Geçtiğimiz günlerde temelinde oluşan çatlak nedeniyle gündeme gelen Akkuyu Nükleer santralinin yürütücüsü Akkuyu Nükleer A.Ş. birinci önceliklerinin güvenlik olduğu belirtti;  “Akkuyu Nükleer Güç Santrali (NGS) projesinin inşaatı nükleer güvenlik gerekliliklerine, yüksek kalite standartlarına ve planlanan takvime uygun olarak devam edecektir” dedi.
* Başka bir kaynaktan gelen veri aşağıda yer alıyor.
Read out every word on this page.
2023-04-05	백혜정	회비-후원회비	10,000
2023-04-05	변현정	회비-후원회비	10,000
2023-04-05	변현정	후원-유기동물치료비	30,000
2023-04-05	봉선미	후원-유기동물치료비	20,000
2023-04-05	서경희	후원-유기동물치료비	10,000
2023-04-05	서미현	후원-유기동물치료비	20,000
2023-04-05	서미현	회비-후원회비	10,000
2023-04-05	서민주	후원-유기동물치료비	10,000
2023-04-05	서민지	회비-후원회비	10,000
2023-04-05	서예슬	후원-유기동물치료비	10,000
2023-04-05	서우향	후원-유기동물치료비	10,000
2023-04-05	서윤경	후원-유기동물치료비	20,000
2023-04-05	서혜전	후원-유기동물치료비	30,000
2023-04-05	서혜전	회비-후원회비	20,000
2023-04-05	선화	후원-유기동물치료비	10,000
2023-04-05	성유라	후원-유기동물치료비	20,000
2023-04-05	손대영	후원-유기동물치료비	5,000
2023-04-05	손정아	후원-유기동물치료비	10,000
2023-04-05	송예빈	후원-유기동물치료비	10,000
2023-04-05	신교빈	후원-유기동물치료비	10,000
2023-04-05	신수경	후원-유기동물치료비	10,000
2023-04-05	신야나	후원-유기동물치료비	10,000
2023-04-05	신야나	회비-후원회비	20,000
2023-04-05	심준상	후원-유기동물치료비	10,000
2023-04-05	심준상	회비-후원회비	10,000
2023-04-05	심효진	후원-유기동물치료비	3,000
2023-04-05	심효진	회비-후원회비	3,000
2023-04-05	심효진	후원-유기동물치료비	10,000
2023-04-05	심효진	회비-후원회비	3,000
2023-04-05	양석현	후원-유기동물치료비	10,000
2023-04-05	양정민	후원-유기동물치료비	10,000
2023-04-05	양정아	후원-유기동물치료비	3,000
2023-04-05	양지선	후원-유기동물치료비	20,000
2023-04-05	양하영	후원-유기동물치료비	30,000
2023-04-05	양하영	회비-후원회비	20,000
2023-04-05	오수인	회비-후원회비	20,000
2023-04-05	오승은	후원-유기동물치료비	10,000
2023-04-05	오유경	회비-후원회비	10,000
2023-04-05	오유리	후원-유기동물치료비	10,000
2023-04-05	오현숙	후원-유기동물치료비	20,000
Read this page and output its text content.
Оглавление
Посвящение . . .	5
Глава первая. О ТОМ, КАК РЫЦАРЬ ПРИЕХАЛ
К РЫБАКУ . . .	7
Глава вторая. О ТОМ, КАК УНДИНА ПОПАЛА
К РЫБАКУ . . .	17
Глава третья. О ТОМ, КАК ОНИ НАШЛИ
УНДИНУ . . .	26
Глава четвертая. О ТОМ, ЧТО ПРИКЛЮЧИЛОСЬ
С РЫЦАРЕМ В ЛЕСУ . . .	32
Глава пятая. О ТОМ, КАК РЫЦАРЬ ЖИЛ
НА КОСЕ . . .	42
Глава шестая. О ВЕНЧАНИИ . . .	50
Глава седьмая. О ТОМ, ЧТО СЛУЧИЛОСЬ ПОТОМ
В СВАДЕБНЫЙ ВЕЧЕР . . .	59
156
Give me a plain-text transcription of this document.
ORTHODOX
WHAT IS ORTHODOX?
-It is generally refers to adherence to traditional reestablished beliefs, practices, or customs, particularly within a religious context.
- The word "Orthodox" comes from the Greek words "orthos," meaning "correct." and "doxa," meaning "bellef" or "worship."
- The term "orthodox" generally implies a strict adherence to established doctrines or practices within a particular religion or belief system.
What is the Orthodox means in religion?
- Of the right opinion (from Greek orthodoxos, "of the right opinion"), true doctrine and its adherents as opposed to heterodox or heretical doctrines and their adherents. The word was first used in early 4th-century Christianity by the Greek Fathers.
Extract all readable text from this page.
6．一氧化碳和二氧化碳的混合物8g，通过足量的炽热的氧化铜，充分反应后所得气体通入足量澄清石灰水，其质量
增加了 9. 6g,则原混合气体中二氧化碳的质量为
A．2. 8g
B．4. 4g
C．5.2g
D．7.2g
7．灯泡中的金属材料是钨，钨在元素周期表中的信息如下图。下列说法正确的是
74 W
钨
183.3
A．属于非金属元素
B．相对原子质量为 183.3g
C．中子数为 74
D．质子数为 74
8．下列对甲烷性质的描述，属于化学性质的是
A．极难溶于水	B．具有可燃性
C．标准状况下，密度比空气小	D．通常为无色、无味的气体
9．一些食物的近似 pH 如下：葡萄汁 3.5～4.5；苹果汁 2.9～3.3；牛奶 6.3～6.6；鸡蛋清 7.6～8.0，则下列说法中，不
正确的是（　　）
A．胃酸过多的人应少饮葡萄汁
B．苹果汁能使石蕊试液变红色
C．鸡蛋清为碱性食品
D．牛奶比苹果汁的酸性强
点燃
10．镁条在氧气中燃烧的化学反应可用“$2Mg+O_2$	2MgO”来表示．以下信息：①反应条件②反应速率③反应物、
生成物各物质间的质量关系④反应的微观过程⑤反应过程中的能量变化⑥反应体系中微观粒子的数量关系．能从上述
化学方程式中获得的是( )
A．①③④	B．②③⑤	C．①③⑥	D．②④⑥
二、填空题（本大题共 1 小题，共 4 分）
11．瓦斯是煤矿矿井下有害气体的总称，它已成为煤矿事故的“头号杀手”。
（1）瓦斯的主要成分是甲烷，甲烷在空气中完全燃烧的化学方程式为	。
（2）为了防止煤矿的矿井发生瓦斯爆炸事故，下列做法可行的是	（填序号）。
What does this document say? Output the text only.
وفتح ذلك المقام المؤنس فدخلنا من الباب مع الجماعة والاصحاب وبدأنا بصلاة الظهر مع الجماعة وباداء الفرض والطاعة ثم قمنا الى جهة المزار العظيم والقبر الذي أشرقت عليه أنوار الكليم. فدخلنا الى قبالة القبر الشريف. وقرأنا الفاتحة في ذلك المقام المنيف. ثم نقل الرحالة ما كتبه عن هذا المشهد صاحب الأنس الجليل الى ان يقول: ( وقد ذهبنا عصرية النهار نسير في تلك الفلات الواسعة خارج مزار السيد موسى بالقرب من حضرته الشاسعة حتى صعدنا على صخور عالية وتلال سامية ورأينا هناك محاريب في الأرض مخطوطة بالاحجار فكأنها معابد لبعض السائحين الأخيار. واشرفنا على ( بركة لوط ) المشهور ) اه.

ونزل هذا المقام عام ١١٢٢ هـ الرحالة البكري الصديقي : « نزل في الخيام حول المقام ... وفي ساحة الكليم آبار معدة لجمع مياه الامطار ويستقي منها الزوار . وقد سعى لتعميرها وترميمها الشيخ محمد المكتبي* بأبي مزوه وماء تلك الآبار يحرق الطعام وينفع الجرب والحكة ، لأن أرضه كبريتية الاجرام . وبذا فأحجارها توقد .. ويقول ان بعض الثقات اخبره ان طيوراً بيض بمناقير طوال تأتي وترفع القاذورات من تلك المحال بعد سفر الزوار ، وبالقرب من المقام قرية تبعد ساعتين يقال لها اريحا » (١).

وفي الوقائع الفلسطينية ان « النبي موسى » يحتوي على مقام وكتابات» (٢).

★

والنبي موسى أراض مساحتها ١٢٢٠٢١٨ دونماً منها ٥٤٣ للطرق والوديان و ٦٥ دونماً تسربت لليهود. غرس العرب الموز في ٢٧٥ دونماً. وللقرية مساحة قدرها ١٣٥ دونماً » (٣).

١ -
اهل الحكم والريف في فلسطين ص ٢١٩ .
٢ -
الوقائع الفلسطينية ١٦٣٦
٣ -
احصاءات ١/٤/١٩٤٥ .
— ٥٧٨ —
Geçtiğimiz yaz, santral inşaatı sırasında ana reaktörün oturacağı temelin bazı bölümlerinde çatlaklar oluştuğu ve TAEK’in talimatıyla çatlak bölümlerin kırılarak yeniden yapıldığı bir kaç gün önce ortaya çıkmıştı. Henüz inşaat aşamasındayken meydana gelen ve kamuoyundan gizlenen kaza, santral çalışmaya başladığında olası kaza durumları hakkında endişe yarattı. Uzmanlar, STK’lar ve yöre halkı hem santralin kendisine hem de çıkan sorunlarla ilgili bilgilendirilmemelerine tepkili. Tepkileri gidermek isteyen Akkuyu Nükleer AŞ, bir açıklama yayımlayarak “santral inşaatındaki tüm yapıların standartlara uygun olduğu ve Türkiye Atom Enerjisi Kurumu temsilcileri tarafından denetlenen çalışmaların ayrıca bağımsız yapı denetim kuruluşu Assystem’in gözetiminde yürütüldüğünü” bildirdi.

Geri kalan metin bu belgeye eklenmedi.